If I didn’t act I would get raped in the side of the street. Under the dark of the trees, so I fought. I wrapped my leg around one his, put one hand on his side, the other on the side of his head and I found a strength within to push him off.
Within seconds I was on my feet and running for my life. He was seconds behind me. I was in 4 inch Manolo Blahnik heels, but fuck him, I was getting away. I decided to try and throw a curveball by running a hard right and up somebody’s drive. It was a risky move because god knows what was up the driveway, but I needed to get into somebody’s home and get safe. I couldn’t run the whole way home. I ran the door of the house and tried the handle. The door was locked. That cost me a couple of seconds.
My flight mode kicked in and I was running again. This time he was behind me so I couldn’t go back the way I came. My only chance was over the fence into the neighbors garden. Luckily for me, it was only a 4ft fence.
I ran and hopped the fence, again grateful for my brutal uncles that treated me like a little boy. Sprinting, I made it to the front door and thank the lord, the door flung open. I ran into this strange house, slammed the door, and screamed for help. I pushed my body weight up against the door to barricade it and he began banging on the other side. Then, two little faced appeared around the door. I would say that the combined age of these two people was 170. The old man turned to his wife and said ‘June, go and lock the doors and windows, then call the police”. He walked up to me as quick as he could manage, he put a key in the door and turned the lock. I then fell to the floor and broke down completely.

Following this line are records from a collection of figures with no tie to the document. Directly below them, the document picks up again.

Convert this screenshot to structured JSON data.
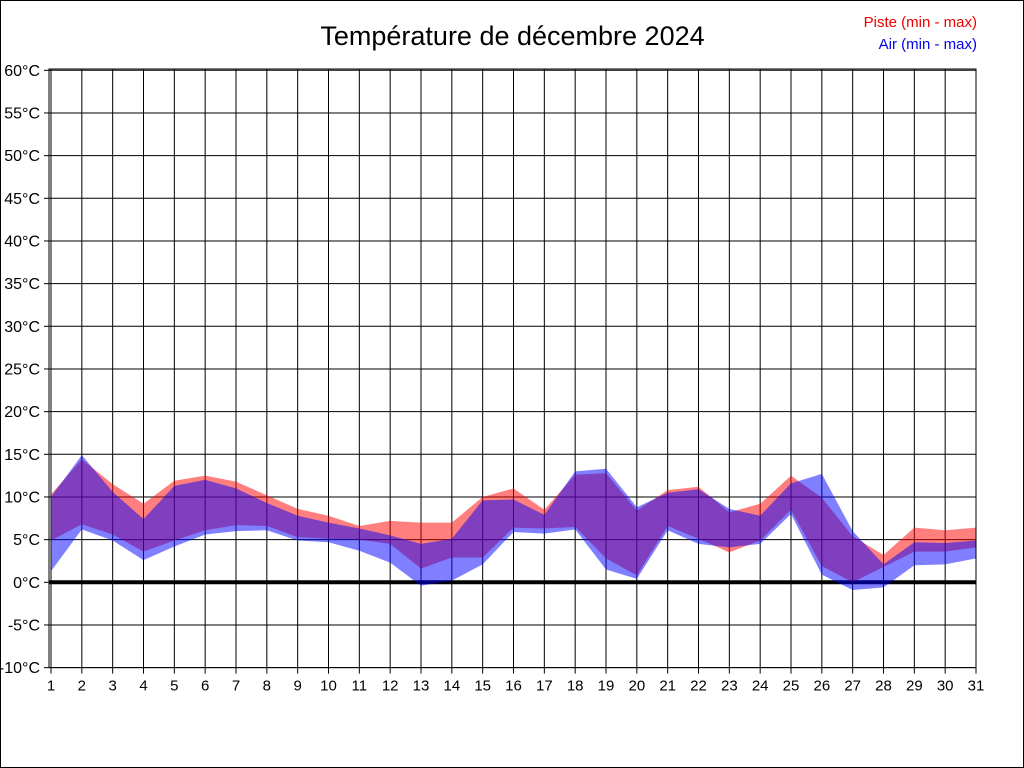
{
  "page": {
    "background": "#ffffff",
    "frame_border_color": "#000000"
  },
  "chart_data": {
    "type": "area",
    "title": "Température de décembre 2024",
    "xlabel": "",
    "ylabel": "",
    "y_unit": "°C",
    "ylim": [
      -10,
      60
    ],
    "y_ticks": [
      60,
      55,
      50,
      45,
      40,
      35,
      30,
      25,
      20,
      15,
      10,
      5,
      0,
      -5,
      -10
    ],
    "x_days": [
      1,
      2,
      3,
      4,
      5,
      6,
      7,
      8,
      9,
      10,
      11,
      12,
      13,
      14,
      15,
      16,
      17,
      18,
      19,
      20,
      21,
      22,
      23,
      24,
      25,
      26,
      27,
      28,
      29,
      30,
      31
    ],
    "grid": true,
    "zero_line": true,
    "legend_position": "top-right",
    "series": [
      {
        "name": "Piste (min - max)",
        "legend_color": "#ee0000",
        "fill": "#ff0000",
        "fill_opacity": 0.5,
        "min": [
          4.9,
          6.8,
          5.6,
          3.6,
          4.9,
          6.1,
          6.7,
          6.6,
          5.3,
          5.1,
          5.0,
          4.5,
          1.6,
          2.9,
          2.9,
          6.4,
          6.3,
          6.5,
          2.8,
          0.8,
          6.6,
          5.1,
          3.5,
          4.9,
          8.5,
          1.9,
          0.0,
          1.8,
          3.6,
          3.6,
          4.1
        ],
        "max": [
          10.3,
          14.4,
          11.5,
          9.2,
          11.9,
          12.5,
          11.8,
          10.2,
          8.6,
          7.8,
          6.6,
          7.2,
          7.0,
          7.0,
          10.0,
          11.0,
          8.5,
          12.6,
          12.8,
          8.4,
          10.8,
          11.2,
          8.2,
          9.2,
          12.5,
          9.9,
          5.4,
          3.2,
          6.4,
          6.1,
          6.4
        ]
      },
      {
        "name": "Air (min - max)",
        "legend_color": "#0000ee",
        "fill": "#0000ff",
        "fill_opacity": 0.5,
        "min": [
          1.3,
          6.2,
          4.9,
          2.6,
          4.2,
          5.6,
          6.0,
          6.1,
          4.9,
          4.7,
          3.7,
          2.3,
          -0.4,
          0.2,
          2.1,
          5.9,
          5.7,
          6.2,
          1.5,
          0.4,
          6.1,
          4.5,
          4.1,
          4.5,
          8.0,
          0.9,
          -0.9,
          -0.6,
          2.0,
          2.1,
          2.8
        ],
        "max": [
          10.0,
          14.9,
          10.6,
          7.4,
          11.3,
          12.0,
          11.0,
          9.3,
          7.8,
          7.0,
          6.3,
          5.5,
          4.5,
          5.1,
          9.6,
          9.7,
          7.9,
          13.0,
          13.3,
          8.8,
          10.5,
          10.9,
          8.6,
          7.8,
          11.6,
          12.7,
          6.0,
          2.1,
          4.7,
          4.6,
          4.9
        ]
      }
    ]
  }
}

He sat with me while I sobbed. Not only had dear old June rang the police. She also rang her two sons and daughter who all lived locally and they came to help. June had asked her daughter to bring me some pajamas. They allowed me to speak to the police in their house. They heard my sorry story and sat with me the whole time. June and Allan were positively wonderful and were my guardian angels. June stroked my hair. Allan had just arm around me. Their family stood near the front door to check that he wasn’t coming back.

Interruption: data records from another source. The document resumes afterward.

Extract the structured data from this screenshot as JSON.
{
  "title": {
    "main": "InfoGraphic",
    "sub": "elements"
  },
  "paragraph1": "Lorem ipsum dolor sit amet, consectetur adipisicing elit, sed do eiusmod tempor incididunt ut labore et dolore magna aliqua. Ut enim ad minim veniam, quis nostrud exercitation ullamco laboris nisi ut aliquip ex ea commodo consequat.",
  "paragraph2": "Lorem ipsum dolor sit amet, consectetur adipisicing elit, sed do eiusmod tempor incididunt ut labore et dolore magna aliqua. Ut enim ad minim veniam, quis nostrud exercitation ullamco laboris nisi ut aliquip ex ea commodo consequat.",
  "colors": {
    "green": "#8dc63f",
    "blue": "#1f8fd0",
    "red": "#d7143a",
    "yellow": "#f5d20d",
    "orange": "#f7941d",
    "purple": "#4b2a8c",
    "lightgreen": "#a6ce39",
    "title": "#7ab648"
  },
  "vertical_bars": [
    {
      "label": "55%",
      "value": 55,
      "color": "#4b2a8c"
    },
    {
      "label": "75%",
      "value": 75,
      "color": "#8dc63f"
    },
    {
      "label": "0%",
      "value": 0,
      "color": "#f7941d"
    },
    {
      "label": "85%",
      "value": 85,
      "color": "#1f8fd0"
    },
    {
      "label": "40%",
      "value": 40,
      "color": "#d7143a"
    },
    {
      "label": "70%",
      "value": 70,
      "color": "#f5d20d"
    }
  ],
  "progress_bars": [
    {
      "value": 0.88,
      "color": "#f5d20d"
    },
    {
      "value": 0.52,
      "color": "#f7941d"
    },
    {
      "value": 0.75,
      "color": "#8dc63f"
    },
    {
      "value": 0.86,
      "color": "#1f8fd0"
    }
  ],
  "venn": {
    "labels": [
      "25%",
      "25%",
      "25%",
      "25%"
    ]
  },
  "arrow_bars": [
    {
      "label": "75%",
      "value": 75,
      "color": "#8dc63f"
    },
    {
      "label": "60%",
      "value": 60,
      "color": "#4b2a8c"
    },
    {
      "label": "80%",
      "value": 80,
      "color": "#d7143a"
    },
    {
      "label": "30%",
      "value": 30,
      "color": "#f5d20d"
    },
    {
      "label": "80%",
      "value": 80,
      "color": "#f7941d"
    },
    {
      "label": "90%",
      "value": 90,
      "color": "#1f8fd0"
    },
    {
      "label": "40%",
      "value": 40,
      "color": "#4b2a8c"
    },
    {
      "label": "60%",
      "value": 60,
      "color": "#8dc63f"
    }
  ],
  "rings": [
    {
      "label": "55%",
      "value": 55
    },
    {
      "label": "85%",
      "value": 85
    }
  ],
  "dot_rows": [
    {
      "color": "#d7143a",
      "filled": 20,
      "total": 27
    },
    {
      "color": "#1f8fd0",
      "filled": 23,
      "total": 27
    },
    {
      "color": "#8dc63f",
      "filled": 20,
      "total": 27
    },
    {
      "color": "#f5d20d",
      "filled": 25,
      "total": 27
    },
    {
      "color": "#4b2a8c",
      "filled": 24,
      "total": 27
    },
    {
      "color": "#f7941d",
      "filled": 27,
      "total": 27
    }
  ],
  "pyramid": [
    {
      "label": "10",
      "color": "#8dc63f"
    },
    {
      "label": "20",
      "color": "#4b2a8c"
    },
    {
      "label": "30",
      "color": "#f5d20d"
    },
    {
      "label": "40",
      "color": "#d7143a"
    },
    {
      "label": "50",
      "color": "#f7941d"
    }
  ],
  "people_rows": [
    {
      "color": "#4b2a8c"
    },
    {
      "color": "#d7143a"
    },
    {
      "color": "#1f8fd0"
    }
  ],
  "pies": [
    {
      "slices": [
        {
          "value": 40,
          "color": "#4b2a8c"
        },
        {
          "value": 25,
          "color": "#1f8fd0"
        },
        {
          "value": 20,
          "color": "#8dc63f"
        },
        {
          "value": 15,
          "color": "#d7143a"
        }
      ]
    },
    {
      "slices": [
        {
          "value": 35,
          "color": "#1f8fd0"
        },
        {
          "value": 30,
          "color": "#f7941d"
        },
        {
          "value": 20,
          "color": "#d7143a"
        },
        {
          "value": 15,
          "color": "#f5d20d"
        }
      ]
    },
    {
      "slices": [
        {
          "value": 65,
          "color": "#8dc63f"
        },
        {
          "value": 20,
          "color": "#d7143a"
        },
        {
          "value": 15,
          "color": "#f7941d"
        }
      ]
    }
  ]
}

I was incredibly apologetic for taking the trouble to their door. Honestly, I don’t think that I could have said sorry anymore. They were wonderful. After that, we stayed in touch and sadly both of them passed away a number of years ago. They were simply amazing and our families merged. We became this one very strange, but truly wonderful family unit. I loved them wholeheartedly.
The phycological effects that this has had on me, have taken their toll on me and my life. I do all of the things that other women do. Take longer routes, take taxis instead of walking, avoid eye contact, wear sensible shoes. Things I shouldn’t have to do, but in the world that we live in, I need to do that. Sadly, the police also didn’t want to take anything further. I had no hard proof. No CCTV footage and I couldn’t identify him. Which is the case for so many women with sexual harassment cases. Now, in a box I have the battered pair of Manolo Blahnik that I don’t want to part with because they saved my life that night, helping me getaway.
I didn’t want to share my story to get sympathy. I am past the trauma and I have to deal with that in my actions every single day. Let’s just make sure that the men in our lives are better. That things are better for us moving forward and that we feel safe and secure at all times. We should not have to change our way of life, due to the fear of what might happen. The year is 2021 and we deserve so much better.